British Columbia

New allegations levelled against B.C. promoter

The same promoter who allegedly owes children's performers Sharon and Bram an estimated $15,000 is being accused of leaving a trail of bills in the Castlegar area following the Kootenay Country Music Festival.

'We really wanted to bring a festival to the community and put Castlegar on the map,' says former mayor

Many contractors who were hired by Travis Pangburn for the Kootenay Country Music Festival are still waiting to be fully paid. (Pangburn Philosophy/Twitter)

New allegations have been directed at a B.C. promotions company, which was previously accused of owing thousands of dollars to children's entertainers Sharon and Bram. 

Earlier this month, CBC news reported that Travis Pangburn and his company, Pangburn Philosophy, owe performers Sharon and Bram an estimated $15,000 from a recent tour. 

Pangburn's once high-profile promotions company collapsed in November. On Nov. 13, Pangburn posted on Twitter, "effective immediately, the Pangburn Philosophy Corporation will be folding."

In September, Sharon and Bram embarked on their final tour of the country, playing seven successful gigs across Ontario before moving on to B.C. in October. Pangburn promoted and organized the B.C. shows.

"Audiences never failed us. The promoter, that's another story," said Sharon Hampson.

Now, Pangburn, who is based in Kaslo, B.C., is being accused of leaving a trail of bills in the Castlegar area following the Kootenay Country Music Festival in July.

The festival, promoted by Pangburn, ran over three days and featured performers such as Emerson Drive and Brett Kissell.

Businessman Harold Chernoff says he's owed about $20,000 for supplying everything from tents to portable toilets, through his company Trowelex.

Sharon (Hampson) and Bram (Morrison) have been touring the country on their final tour. (CBC)

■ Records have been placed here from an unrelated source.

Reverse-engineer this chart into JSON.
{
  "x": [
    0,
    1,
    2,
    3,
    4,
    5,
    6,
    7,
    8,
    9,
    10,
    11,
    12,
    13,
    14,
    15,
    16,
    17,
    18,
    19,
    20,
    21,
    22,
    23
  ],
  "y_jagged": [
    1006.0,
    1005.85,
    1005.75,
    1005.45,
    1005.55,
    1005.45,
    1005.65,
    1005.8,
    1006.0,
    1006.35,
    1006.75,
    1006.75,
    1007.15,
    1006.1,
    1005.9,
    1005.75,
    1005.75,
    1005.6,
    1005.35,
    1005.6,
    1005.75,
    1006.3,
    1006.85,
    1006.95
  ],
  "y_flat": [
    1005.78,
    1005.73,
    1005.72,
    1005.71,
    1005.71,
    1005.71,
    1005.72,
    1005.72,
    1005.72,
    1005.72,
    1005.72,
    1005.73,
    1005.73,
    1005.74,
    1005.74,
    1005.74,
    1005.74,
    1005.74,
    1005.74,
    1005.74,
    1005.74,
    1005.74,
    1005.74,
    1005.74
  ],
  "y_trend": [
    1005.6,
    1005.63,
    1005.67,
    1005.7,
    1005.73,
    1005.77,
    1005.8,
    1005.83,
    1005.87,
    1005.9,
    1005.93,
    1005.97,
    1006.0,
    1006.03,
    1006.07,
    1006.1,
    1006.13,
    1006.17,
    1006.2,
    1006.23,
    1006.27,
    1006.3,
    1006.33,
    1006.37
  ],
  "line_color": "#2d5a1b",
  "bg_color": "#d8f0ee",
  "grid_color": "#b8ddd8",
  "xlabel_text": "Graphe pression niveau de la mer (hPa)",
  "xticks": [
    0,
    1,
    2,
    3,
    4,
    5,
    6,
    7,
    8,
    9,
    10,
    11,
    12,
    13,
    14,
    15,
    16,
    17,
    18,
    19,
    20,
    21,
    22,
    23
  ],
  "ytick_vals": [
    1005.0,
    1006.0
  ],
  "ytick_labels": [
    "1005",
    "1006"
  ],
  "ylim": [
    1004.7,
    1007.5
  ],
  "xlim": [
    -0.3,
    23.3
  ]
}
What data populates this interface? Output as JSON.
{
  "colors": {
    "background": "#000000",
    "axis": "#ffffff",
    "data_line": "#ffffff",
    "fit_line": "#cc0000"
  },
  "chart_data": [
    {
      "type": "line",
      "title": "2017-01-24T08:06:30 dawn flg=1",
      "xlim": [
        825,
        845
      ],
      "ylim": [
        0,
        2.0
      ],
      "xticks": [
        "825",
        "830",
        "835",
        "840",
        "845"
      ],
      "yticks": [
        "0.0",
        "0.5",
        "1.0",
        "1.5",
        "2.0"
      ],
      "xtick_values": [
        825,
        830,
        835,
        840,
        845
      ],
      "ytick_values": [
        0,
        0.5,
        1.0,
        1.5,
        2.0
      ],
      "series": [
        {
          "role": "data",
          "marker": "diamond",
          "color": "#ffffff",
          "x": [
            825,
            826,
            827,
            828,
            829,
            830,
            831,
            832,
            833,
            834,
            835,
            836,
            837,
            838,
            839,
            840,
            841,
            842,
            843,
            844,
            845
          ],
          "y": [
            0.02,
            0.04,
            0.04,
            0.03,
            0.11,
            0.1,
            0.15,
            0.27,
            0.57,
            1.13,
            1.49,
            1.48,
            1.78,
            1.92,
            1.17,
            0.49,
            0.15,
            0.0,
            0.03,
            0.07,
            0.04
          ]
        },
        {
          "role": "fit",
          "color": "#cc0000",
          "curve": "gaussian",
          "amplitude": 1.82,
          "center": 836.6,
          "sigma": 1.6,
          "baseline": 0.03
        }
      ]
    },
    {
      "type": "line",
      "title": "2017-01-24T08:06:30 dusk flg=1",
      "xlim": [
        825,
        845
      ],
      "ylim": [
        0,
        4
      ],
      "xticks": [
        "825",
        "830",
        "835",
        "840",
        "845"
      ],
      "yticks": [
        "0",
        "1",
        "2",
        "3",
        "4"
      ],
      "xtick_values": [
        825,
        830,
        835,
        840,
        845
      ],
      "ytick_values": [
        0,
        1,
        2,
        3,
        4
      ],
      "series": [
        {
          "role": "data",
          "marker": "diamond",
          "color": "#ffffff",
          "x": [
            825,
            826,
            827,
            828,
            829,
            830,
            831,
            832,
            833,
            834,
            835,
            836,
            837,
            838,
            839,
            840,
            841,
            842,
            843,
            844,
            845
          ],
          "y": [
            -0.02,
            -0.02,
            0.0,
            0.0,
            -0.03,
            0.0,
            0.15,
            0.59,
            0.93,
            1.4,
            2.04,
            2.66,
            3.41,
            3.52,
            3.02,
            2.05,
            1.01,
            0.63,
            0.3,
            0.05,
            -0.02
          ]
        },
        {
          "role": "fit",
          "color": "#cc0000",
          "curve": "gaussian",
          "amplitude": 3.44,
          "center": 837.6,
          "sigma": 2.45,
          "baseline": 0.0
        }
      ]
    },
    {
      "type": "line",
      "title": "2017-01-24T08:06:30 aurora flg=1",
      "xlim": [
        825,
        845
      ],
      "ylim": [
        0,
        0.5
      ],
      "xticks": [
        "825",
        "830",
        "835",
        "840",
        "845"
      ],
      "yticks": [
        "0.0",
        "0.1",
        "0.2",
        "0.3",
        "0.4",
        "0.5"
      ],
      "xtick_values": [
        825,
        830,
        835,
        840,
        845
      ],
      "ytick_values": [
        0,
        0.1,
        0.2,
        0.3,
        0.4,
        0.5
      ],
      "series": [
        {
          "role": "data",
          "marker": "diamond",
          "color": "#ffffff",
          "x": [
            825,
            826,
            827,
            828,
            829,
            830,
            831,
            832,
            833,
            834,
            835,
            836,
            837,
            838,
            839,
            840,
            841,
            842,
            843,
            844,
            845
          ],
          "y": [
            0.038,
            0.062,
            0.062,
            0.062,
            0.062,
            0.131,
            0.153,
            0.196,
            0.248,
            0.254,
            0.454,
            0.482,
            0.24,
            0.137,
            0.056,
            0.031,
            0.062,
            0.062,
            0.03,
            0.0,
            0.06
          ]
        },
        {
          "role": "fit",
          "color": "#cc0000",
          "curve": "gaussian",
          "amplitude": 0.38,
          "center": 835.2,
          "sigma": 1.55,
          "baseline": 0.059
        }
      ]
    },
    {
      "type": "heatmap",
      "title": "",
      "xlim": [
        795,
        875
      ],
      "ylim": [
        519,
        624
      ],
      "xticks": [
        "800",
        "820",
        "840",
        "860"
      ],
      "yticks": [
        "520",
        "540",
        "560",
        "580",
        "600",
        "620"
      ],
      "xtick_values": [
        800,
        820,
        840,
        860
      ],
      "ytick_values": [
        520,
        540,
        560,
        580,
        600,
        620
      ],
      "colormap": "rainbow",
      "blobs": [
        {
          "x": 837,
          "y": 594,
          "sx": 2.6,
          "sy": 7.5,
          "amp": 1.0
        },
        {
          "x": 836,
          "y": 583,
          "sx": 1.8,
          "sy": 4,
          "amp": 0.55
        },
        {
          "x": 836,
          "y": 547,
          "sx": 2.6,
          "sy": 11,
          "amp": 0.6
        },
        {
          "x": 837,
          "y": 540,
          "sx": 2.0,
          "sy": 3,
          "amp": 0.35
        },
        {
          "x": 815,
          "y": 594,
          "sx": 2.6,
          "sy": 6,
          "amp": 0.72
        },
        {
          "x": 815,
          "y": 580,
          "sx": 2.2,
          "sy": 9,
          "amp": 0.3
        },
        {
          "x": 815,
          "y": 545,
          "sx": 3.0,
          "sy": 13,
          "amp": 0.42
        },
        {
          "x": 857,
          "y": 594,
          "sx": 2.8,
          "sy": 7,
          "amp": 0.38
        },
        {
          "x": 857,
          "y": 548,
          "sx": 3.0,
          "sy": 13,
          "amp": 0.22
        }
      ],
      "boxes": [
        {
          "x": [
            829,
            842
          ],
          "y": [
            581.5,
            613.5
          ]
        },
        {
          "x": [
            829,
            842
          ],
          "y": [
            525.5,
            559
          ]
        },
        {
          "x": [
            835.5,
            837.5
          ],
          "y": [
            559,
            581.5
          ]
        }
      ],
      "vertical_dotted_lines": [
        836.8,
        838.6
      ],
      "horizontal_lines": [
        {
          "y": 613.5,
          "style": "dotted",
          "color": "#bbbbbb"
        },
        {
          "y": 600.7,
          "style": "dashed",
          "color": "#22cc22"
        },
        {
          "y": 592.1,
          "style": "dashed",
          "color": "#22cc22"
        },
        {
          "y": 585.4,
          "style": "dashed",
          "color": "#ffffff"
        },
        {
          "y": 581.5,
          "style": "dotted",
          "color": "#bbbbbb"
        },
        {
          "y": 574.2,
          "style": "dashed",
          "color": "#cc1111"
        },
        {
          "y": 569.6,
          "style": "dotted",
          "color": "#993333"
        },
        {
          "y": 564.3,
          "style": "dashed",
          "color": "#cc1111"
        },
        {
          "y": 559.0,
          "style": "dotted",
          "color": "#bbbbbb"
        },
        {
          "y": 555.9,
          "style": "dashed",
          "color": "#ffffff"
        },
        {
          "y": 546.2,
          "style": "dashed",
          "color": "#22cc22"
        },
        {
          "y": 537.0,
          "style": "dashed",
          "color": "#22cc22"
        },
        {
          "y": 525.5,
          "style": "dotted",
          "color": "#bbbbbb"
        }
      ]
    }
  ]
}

"We gave them a good deal, basically half price to try and get the festival off the ground," says Chernoff.

"It's just a shame, we put a lot of effort into it."

Chernoff said his calls to Pangburn and his company have not been returned. He said many people around town are owed money from the summer festival and can't reach Pangburn.

Former mayor Lawrence Chernoff says city staff did a lot of work to help bring the country music festival to town.

"We really wanted to bring a festival to the community and put Castlegar on the map," said Chernoff.

"It's the small business people in the community that support the community. Then they get stung."

Not everyone who contributed to the festival was left holding the bag. Some were paid in full.

Pangburn did not return CBC's phone requests for an interview.

A note on the Kootenay Country Music's Festival's Facebook post states: "Due to some recent drastic changes to our parent company, we will not be in operation to produce a festival for 2019. In the meantime, we will be working on plans to come back for 2020 to bring more great music to the Kootenays."

Pangburn was also involved in organizing a series of high-profile debates between intellectuals and philosophers in several cities around the world. But he cancelled an event in New Zealand last summer and then another in New York in mid-November.

In the meantime, some Castlegar bills weren't being paid.